Dortmund: Lindemannstraße

Stillgelegt: 2002
Status: Keine Gleisreste mehr vorhanden

[01] Lindemannstraße/Ecke Sonnenstraße
Mai 2007  © Tramtracks

Am nördlichen Ende der Lindemannstraße sind bis heute noch die Reste des stadtauswärtigen Bahnsteigs der Haltestelle "Möllerbrücke" zu finden. Einige Jahre stand am Ende der schmalen Verkehrsinsel auch ein kurzer Mast für das (H)-Schild. Die aus zwei N-Achtachsern gebildeten Doppelzüge, die hier zuletzt hielten, mussten allerdings ein Stück weiter vorfahren, um nicht mit ihrem Zugende die Kreuzung dahinter zu blockieren – deshalb auch die Abmarkierung, die über den Bahnsteig hinaus reichte.
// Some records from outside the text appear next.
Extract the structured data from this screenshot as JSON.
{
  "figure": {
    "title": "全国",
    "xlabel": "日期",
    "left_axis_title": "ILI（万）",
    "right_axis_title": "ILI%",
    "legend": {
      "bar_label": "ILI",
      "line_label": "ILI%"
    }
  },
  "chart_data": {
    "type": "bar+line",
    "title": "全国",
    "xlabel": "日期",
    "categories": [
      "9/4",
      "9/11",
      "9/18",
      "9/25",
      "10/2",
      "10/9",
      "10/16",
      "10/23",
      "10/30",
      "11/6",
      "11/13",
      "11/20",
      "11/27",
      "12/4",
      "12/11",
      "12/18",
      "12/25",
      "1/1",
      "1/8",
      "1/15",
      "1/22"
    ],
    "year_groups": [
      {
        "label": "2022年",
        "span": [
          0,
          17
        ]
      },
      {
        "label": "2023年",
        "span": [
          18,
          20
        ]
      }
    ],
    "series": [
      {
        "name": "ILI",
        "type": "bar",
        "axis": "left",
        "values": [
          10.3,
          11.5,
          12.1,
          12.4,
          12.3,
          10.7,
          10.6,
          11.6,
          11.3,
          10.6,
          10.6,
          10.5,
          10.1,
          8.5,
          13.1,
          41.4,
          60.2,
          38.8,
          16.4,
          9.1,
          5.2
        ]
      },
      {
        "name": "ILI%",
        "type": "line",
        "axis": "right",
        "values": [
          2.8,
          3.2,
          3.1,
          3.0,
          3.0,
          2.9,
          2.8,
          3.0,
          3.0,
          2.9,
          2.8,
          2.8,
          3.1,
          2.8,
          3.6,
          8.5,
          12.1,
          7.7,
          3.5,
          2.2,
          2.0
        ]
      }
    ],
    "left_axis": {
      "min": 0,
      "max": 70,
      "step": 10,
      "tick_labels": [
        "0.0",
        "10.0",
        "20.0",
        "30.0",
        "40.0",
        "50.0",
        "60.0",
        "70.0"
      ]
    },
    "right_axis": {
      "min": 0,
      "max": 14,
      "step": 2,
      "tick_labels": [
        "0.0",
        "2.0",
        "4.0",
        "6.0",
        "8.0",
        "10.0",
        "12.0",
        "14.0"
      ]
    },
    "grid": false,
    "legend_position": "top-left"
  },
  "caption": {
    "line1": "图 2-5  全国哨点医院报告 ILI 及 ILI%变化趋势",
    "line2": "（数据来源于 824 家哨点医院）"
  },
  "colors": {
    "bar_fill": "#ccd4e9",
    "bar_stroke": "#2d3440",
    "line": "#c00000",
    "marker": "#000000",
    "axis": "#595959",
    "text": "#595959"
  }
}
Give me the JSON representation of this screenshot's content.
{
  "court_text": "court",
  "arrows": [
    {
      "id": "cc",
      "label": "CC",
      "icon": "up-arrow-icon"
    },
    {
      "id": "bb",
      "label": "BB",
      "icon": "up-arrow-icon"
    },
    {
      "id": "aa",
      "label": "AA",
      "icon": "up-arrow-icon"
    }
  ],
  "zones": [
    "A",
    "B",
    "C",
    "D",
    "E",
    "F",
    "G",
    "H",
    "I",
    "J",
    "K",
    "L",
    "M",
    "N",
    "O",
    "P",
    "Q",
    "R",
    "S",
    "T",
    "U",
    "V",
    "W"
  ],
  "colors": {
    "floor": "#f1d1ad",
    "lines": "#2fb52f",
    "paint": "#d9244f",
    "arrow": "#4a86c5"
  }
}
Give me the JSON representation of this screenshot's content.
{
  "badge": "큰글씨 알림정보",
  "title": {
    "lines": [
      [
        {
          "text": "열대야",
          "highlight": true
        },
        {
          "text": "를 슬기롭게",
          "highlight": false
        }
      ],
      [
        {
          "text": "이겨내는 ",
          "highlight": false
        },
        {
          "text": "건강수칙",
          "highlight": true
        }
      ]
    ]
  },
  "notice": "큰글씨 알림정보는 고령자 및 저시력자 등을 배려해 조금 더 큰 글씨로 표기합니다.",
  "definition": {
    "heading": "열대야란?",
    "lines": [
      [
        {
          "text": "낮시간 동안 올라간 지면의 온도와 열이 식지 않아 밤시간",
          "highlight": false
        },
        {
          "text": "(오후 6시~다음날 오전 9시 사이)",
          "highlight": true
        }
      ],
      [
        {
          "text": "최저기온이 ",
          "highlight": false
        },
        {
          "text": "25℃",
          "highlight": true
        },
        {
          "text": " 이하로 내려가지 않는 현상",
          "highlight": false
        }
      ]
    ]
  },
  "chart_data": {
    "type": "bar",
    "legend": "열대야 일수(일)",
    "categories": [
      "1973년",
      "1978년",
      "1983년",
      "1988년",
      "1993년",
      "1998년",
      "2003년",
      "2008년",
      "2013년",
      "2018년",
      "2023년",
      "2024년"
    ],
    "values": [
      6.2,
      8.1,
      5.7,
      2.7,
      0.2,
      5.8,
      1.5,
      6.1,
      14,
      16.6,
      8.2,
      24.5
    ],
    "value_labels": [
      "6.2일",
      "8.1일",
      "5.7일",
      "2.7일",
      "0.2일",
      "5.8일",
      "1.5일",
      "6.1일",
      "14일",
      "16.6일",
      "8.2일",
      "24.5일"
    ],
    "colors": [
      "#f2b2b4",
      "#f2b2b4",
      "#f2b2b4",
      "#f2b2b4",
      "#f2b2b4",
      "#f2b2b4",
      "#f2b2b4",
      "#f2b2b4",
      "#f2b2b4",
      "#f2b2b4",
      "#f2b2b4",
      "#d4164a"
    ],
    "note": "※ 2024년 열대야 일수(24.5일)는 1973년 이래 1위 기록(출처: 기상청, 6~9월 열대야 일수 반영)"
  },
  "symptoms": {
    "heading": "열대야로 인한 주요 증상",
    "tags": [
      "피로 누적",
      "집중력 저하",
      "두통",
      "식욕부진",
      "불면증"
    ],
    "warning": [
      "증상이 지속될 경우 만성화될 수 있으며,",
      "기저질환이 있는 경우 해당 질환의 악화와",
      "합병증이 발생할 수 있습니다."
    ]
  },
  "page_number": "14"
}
Richtung Innenstadt hatte die Linie 402 genau gegenüber ihren Halt, nur mussten dort die Fahrgäste auf der Straße ein- und aussteigen. Die Autos waren mithilfe einer "Zeitinsel" kurzfristig ausgesperrt: Ein rotes Licht hielt die Pkw auf, solange die Straßenbahn noch nicht weitergefahren war. Induktionsschleifen für die Signalanlage lagen auch noch Jahre nach der Streckenstilllegung im Gleisbereich.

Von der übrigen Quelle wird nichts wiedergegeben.